Agentic HMI for Autonomous Cars
Industry
Automotive
Expertise
UX - Unity Development
Tech Stack
Unity . Claude Code . Gemini . Blender
Tech Stack
Unity . Claude Code . Gemini . Blender
A UX design study of a HMI for a Level-4 (highly automated) vehicle that learns from repeated driving situations. Because the car drives itself, the interface’s job shifts from instructing a driver to earning a passenger’s trust through transparent, adaptive communication. The worked example is a narrow construction-zone passage where the car must pass a vehicle in the adjacent lane with little lateral clearance and the HMI behaves differently the first time it meets the situation, after it has handled it many times, and when something unexpected breaks the pattern. A functional prototype was built in Unity on the Unity Automotive HMI Template.

Level-4 automation (SAE J3016) means that, within a defined operational design domain (ODD), the vehicle performs the entire driving task with no expectation of human intervention. The person in the seat is a passenger, not a driver. This inverts the role of the cluster HMI. It no longer tells a driver what to do; it keeps a passenger oriented, calibrates their trust, and explains the car’s intent.

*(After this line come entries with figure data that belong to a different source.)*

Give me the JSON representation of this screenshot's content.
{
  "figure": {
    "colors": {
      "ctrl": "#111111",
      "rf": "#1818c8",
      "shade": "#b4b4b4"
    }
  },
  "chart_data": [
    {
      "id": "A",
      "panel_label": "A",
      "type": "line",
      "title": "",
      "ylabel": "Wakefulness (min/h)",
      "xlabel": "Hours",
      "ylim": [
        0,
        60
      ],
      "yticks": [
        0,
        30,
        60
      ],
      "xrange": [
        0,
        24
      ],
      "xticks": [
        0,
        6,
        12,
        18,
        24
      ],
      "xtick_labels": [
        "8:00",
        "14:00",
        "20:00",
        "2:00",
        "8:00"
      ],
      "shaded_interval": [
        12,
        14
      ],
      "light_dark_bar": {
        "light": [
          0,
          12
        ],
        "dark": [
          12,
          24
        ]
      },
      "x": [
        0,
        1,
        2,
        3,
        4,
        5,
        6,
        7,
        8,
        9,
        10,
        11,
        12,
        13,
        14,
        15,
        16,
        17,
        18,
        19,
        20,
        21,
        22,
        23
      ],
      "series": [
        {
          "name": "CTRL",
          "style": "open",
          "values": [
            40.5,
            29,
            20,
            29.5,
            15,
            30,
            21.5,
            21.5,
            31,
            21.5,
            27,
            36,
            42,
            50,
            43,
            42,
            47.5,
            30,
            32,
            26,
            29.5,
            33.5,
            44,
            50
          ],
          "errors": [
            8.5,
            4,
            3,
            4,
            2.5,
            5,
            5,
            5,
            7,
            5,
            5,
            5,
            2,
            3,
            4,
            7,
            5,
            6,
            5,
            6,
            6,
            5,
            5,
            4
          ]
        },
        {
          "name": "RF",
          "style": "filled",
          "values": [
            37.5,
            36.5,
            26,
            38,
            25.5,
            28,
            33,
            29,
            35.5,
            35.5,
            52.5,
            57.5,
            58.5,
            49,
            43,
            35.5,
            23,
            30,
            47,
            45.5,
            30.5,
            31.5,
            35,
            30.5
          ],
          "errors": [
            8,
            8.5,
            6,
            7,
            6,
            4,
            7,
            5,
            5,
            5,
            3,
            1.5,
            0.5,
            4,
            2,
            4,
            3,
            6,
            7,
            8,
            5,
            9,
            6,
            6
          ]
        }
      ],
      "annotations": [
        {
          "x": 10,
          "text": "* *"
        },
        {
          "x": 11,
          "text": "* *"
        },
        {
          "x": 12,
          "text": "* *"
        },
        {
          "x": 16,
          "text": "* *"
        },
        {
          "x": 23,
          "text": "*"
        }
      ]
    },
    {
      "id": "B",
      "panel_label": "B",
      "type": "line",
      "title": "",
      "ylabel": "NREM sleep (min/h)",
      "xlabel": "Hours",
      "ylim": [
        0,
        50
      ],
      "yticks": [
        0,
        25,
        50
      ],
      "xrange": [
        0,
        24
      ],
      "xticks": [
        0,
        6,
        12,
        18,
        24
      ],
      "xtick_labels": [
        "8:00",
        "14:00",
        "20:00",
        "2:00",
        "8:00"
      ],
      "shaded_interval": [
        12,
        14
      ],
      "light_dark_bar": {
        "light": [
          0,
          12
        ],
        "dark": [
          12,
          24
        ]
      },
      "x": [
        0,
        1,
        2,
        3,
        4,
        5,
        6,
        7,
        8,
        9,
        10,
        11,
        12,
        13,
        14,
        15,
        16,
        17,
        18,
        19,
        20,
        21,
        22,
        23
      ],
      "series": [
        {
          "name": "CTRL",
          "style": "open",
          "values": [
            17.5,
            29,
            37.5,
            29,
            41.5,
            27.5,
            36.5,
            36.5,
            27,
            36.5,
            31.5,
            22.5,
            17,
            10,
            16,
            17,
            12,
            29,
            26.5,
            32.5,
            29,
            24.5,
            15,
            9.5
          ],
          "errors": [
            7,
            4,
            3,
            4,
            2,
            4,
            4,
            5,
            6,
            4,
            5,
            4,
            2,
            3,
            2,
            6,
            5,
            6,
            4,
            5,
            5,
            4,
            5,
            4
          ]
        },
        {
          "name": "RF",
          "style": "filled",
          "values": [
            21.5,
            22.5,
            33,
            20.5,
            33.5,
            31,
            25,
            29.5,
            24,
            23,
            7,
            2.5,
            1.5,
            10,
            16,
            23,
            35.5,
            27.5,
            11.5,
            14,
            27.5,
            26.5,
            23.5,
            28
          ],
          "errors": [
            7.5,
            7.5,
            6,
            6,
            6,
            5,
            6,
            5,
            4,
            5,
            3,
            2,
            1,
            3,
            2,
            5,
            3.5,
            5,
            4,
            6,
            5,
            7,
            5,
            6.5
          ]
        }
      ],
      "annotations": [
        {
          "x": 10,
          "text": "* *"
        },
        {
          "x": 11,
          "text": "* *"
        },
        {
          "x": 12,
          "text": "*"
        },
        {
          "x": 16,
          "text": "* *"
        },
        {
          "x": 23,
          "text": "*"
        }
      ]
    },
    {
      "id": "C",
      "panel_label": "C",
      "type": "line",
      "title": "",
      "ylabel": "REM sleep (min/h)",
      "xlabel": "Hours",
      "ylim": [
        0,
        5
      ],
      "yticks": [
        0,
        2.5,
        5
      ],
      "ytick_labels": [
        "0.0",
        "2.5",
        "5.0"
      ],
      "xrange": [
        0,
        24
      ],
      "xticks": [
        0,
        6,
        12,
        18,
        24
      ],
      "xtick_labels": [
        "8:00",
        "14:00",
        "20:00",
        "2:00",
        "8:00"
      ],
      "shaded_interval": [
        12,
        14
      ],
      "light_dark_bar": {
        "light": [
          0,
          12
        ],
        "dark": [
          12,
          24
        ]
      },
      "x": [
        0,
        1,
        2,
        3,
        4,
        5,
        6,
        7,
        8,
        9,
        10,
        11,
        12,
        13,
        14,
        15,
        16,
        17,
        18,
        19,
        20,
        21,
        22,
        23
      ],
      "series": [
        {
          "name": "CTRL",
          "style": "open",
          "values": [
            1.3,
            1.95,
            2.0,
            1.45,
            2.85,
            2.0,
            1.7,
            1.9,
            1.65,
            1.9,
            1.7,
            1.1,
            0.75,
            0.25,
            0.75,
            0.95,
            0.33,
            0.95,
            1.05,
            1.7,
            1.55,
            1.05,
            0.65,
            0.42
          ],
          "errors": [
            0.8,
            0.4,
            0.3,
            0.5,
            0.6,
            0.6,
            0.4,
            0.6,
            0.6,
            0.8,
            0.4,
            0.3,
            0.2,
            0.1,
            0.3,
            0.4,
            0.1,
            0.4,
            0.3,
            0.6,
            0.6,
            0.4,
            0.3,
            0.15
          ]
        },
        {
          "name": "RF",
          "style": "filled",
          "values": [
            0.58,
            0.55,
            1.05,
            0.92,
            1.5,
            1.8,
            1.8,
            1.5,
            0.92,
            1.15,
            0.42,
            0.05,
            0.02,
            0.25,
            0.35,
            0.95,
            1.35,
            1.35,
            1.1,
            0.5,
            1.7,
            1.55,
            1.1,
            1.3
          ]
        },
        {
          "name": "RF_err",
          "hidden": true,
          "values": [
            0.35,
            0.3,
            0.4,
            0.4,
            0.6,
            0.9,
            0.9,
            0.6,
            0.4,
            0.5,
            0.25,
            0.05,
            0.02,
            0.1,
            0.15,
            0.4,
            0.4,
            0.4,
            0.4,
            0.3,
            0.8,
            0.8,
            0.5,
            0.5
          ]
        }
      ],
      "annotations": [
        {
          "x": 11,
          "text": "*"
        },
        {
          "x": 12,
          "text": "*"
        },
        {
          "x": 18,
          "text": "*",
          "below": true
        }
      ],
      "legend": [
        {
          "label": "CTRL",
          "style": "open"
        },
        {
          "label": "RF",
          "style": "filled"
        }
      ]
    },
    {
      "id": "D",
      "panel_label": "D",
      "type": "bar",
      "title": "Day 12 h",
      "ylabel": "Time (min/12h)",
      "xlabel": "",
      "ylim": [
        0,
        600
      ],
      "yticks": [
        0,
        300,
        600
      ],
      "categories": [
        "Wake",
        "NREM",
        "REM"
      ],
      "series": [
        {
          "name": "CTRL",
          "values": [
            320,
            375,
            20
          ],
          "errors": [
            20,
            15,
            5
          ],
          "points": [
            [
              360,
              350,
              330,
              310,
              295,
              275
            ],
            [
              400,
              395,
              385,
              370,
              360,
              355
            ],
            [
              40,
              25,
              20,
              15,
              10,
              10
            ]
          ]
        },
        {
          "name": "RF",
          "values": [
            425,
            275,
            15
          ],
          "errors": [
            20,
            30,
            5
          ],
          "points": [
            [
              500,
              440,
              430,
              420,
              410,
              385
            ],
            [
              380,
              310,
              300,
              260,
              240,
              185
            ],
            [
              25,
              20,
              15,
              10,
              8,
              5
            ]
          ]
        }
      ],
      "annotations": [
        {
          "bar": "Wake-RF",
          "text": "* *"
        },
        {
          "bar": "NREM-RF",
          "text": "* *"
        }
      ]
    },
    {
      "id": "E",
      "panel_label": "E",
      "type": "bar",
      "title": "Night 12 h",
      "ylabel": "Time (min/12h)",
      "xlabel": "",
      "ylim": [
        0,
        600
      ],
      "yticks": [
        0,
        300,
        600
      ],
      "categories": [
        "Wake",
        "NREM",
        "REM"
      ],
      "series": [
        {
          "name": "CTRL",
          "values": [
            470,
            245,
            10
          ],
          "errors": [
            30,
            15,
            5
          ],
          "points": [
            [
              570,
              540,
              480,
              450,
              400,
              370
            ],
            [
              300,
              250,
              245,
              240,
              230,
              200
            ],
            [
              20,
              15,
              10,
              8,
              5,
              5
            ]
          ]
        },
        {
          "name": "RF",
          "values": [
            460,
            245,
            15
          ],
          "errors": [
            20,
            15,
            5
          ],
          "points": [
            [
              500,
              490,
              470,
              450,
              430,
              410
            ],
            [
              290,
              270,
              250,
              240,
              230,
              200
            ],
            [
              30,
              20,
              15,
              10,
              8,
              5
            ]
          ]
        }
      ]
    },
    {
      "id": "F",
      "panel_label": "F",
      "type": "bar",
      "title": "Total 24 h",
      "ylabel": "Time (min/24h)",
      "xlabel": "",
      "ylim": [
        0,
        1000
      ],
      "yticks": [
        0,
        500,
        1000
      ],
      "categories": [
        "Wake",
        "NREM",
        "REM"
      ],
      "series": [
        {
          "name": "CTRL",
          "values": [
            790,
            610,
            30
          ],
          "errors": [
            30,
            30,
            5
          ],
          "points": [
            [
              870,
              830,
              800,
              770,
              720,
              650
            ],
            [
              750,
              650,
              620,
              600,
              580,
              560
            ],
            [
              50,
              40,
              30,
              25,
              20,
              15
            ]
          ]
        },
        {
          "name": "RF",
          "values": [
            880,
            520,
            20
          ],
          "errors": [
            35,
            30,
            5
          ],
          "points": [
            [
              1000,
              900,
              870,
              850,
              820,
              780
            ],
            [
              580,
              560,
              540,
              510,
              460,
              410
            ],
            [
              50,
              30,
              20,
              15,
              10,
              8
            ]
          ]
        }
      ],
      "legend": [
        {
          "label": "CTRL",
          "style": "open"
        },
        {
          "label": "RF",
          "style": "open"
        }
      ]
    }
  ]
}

The design tension is communication volume: over-explaining every routine manoeuvre erodes confidence, while under-explaining a genuinely tricky moment erodes trust. A fixed amount of information is wrong in both directions — so the HMI must adapt. The chosen situation is a congested, narrow, under-construction stretch limited to 40 km/h, with a larger vehicle in the adjacent lane. It is a lateral-clearance problem — “can I pass without rubbing?” — exactly the kind of edge a passenger watches nervously, which makes it a good probe for trust and transparency.